Causes of crash doing matrix multiply in Python/mod_wsgi/apache app

Question

I am building a web app using Python 2.7, its bottle micro framework, and apache (via mod_wsgi). This app has some RESTish endpoints, one of which results in a connection error in the browser (Firefox shows "The connection was reset" while Opera shows "Connection closed by remote server"). I have been pulling my hair out trying to debug this, as the service worked recently, and I am not able to get at the errors that appear to be in Python. So, I am hoping that if I walk through some specifics someone will be able to suggest next steps, as I am stuck...

I have tracked the offending line of code down to a matrix multiplication between two numpy.matrixlib.defmatrix.matrix objects
This code works just fine locally, and works on the server when calling the functionality via a Python shell. The problem is only exposed when the code is called through mod_wsgi

The problem appears to be memory-related. In debugging, I tested with fake data to remove any dependencies on the underlying database being used.

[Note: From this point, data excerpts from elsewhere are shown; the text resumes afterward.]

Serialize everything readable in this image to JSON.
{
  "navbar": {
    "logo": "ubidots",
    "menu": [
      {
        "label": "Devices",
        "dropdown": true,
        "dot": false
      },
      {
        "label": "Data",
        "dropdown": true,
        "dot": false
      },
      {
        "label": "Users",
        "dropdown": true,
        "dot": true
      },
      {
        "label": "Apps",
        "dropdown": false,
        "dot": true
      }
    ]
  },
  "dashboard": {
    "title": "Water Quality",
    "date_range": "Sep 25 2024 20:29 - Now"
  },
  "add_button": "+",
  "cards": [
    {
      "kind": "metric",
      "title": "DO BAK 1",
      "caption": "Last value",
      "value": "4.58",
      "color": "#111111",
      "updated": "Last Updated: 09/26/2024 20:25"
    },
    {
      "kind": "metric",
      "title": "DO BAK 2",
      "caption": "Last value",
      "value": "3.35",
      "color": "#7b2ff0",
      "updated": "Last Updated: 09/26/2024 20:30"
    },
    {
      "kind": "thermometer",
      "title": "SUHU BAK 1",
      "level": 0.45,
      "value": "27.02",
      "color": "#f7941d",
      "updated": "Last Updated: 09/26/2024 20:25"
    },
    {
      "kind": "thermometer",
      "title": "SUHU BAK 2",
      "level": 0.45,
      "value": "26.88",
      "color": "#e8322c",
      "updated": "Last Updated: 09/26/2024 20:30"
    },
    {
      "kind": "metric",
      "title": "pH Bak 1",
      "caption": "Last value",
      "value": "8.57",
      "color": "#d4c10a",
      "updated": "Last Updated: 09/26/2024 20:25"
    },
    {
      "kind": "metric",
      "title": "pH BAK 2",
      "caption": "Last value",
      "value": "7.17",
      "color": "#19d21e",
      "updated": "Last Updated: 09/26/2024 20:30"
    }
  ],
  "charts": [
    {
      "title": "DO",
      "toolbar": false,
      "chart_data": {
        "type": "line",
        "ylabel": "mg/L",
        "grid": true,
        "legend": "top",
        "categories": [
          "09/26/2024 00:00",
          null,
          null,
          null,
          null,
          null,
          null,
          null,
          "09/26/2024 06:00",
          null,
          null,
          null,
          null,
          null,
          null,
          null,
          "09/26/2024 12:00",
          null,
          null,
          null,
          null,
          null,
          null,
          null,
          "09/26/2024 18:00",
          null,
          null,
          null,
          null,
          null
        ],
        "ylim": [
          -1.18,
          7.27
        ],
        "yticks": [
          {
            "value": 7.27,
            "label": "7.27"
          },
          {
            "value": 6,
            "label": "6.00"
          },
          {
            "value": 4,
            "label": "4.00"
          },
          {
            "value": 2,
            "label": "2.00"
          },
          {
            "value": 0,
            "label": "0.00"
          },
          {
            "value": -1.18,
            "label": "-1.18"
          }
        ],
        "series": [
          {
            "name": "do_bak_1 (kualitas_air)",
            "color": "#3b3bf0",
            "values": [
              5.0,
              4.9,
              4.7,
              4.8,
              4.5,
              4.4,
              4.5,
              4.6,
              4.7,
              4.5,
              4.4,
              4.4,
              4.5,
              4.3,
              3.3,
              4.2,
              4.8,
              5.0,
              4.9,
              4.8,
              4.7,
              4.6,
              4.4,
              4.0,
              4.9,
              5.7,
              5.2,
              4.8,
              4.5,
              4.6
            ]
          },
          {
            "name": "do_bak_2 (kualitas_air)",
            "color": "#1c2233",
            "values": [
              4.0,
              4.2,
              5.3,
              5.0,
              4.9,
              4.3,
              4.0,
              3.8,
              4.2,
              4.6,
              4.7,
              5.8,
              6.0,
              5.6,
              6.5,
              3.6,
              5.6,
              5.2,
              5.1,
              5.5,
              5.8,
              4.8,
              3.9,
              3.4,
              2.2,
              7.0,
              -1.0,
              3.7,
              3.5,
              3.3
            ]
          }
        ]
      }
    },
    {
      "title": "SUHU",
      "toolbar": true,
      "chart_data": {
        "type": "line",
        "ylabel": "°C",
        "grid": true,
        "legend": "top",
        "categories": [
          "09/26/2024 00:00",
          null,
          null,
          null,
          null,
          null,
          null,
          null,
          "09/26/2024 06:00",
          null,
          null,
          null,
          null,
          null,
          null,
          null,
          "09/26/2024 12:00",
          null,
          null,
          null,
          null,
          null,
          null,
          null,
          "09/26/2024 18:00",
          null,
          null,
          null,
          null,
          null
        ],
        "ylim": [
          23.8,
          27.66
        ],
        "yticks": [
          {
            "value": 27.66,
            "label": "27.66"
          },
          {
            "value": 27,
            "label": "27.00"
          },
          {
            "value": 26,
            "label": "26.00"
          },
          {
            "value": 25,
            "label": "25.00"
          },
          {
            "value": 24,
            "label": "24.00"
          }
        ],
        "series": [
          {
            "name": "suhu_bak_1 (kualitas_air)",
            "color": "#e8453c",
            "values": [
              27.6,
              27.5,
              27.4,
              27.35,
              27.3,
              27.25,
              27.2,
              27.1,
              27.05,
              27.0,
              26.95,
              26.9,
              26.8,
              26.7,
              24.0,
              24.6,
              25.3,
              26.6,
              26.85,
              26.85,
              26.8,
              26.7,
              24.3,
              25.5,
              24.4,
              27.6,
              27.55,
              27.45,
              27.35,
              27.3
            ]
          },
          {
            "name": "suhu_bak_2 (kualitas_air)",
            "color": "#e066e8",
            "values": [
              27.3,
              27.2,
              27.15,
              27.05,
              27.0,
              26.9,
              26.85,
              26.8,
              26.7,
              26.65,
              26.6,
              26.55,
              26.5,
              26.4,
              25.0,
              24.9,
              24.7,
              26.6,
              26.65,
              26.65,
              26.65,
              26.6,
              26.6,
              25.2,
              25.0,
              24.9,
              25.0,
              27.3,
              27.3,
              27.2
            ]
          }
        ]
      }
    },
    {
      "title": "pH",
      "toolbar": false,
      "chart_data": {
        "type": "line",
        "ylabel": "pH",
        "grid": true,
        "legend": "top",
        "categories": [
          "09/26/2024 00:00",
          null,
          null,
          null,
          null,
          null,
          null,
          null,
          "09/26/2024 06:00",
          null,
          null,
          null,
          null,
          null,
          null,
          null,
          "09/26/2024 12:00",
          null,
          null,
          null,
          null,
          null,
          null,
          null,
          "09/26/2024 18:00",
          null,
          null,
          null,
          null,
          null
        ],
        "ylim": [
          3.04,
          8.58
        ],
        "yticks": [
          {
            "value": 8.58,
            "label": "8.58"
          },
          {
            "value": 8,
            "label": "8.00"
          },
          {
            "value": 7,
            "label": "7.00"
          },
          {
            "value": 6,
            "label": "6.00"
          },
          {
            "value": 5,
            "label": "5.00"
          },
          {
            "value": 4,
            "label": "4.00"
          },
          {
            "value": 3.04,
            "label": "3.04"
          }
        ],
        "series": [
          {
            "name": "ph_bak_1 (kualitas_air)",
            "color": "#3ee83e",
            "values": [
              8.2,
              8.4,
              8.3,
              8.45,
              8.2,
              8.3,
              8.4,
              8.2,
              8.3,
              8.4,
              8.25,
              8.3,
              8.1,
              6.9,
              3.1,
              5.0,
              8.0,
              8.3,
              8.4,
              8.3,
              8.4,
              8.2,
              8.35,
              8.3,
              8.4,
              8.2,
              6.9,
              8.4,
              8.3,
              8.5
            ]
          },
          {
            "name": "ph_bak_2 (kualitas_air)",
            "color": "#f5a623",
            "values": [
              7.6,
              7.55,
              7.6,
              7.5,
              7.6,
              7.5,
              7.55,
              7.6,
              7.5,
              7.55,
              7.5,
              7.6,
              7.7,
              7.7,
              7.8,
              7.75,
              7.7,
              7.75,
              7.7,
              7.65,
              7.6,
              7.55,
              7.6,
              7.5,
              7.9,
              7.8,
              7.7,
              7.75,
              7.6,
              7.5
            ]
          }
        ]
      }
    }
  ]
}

Here is what works and what does not:

Works
-----
a = np.asmatrix(np.arange(140*30).reshape((140,30)))
b = np.asmatrix(np.arange(30).reshape((30,1)))
c = a * b

a = np.asmatrix(np.ones(140*30, dtype=np.float16).reshape((140,30)))
b = np.asmatrix(np.ones(30, dtype=np.float16).reshape((30,1)))
c = a * b

Fails
-----
a = np.asmatrix(np.ones(140*30, dtype=my_type).reshape((140,30)))
b = np.asmatrix(np.ones(30, dtype=my_type).reshape((30,1)))
c = a * b

where my_type is float32 or float64

When I say "fail", I mean that all I see is the connection error in the browser.
There are no errors in the apache log file. Note that the default type for the data in np.arange() is int32, and that works but float32 does not.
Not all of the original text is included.